Studies have shown that patients with PsA who are positive for anti-CCP antibodies may indeed be patients with RA and psoriasis, as separate conditions, rather than RA being a complication of psoriasis (23,25). Differentiation between patients with PsA from patients with RA and psoriasis as separate conditions may be quite difficult, particularly in those without distal interphalangeal involvement with the presence of RF. In the present study, only one patient was positive for RF. This patient was male with association of a polyarticular form of arthritis and axial involvement-with severe bilateral sacroiliitis and extensive syndesmophytosis, making a RA diagnosis unlikely. However, in the other patients this possibility still remains, and was not addressed in the present study.

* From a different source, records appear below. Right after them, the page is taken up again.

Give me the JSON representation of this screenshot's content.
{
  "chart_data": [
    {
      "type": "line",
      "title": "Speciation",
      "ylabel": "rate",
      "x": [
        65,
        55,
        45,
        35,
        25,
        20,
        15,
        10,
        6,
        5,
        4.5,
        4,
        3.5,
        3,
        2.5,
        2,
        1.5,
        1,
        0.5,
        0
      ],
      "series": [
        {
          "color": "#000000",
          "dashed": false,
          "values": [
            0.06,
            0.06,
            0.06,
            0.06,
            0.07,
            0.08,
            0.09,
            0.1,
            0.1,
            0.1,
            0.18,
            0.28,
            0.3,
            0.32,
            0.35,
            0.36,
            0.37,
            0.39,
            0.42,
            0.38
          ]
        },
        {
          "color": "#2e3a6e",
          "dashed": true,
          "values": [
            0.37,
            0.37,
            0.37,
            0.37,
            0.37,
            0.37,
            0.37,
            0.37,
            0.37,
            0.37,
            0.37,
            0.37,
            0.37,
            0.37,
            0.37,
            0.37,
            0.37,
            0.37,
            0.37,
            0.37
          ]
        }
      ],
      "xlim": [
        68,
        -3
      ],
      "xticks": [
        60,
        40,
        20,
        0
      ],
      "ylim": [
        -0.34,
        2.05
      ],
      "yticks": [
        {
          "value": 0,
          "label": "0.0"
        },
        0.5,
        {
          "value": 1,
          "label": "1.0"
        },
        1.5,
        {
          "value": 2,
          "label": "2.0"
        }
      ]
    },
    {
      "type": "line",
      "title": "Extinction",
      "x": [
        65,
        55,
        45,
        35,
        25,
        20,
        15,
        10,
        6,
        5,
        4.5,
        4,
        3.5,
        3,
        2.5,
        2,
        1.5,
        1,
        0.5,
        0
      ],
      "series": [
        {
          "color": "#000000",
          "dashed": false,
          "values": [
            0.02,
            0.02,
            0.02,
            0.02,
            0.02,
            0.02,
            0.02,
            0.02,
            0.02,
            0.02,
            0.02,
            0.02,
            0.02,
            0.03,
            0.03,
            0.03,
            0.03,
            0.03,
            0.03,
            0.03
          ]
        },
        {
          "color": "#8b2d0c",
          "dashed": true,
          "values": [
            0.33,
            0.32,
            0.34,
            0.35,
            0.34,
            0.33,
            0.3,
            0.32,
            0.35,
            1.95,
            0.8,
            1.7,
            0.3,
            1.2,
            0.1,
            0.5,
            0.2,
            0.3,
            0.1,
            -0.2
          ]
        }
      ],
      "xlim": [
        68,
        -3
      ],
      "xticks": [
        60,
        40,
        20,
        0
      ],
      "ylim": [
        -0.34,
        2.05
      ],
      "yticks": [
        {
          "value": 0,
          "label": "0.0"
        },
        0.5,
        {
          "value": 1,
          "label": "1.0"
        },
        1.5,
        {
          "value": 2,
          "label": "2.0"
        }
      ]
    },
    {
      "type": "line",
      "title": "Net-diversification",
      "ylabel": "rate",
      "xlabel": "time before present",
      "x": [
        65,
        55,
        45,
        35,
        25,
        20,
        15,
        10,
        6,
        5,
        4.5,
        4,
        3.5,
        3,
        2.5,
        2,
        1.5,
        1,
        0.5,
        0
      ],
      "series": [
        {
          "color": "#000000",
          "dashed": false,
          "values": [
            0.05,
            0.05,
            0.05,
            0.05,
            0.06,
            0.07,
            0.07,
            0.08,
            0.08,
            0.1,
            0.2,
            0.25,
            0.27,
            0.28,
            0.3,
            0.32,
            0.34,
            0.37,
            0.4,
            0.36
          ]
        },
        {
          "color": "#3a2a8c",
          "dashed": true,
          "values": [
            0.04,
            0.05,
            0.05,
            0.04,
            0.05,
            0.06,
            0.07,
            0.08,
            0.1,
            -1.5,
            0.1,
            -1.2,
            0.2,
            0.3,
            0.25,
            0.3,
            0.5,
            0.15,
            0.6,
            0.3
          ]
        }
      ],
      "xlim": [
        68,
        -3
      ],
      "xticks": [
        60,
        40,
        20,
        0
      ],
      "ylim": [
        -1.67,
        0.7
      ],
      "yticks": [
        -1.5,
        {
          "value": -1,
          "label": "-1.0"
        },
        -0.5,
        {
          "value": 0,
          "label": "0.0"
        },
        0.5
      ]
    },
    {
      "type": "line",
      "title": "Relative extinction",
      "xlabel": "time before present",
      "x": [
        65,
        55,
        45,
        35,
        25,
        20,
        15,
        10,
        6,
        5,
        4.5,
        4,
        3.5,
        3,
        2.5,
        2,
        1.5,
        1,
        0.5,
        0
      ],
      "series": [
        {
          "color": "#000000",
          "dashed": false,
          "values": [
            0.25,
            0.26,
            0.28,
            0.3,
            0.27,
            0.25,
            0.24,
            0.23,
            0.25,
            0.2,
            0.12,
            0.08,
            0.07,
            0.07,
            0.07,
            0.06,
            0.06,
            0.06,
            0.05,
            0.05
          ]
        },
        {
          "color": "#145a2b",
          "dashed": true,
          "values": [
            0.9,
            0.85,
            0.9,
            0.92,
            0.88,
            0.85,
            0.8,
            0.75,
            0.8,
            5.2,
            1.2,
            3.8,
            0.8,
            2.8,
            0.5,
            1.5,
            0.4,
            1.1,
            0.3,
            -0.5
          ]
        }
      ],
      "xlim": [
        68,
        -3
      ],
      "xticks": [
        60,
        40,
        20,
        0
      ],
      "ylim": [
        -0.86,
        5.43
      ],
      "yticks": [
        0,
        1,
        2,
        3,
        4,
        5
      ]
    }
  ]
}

In conclusion, the prevalence of anti-CCP antibodies was more common in patients with psoriasis and with PsA compared with healthy controls. Additionally, these autoantibodies were more common in patients with the polyarticular form of arthritis. Additional studies are required, ideally prospectively designed with larger sample sizes, to determine the value of anti-CCP autoantibodies more accurately in the diagnosis and prognosis of patients with psoriasis and PsA.
Acknowledgements
Not applicable.
Funding
No funding was received.
Availability of data and materials
The datasets used and/or analyzed during the present study are available from the corresponding author on reasonable request.
Authors' contributions
CG, TS, APBC, JS, VM and RN conceived and designed the study, and acquired the data. CG, TS and RN analyzed and interpreted the data. CG, TS and RN drafted the manuscript and revised it critically for important intellectual content. All the authors have read and approved the final manuscript.
Ethics approval and consent to participate
The present study was approved by the Local Committee of Ethics in Research of the Sociedade Evangélica Beneficente de Curitiba (approval no. CAAE 73205317.2.0000.0103) and all participants provided signed informed consent.
Patient consent for publication
Not applicable.
Competing interests
The authors declare that they have no competing interests.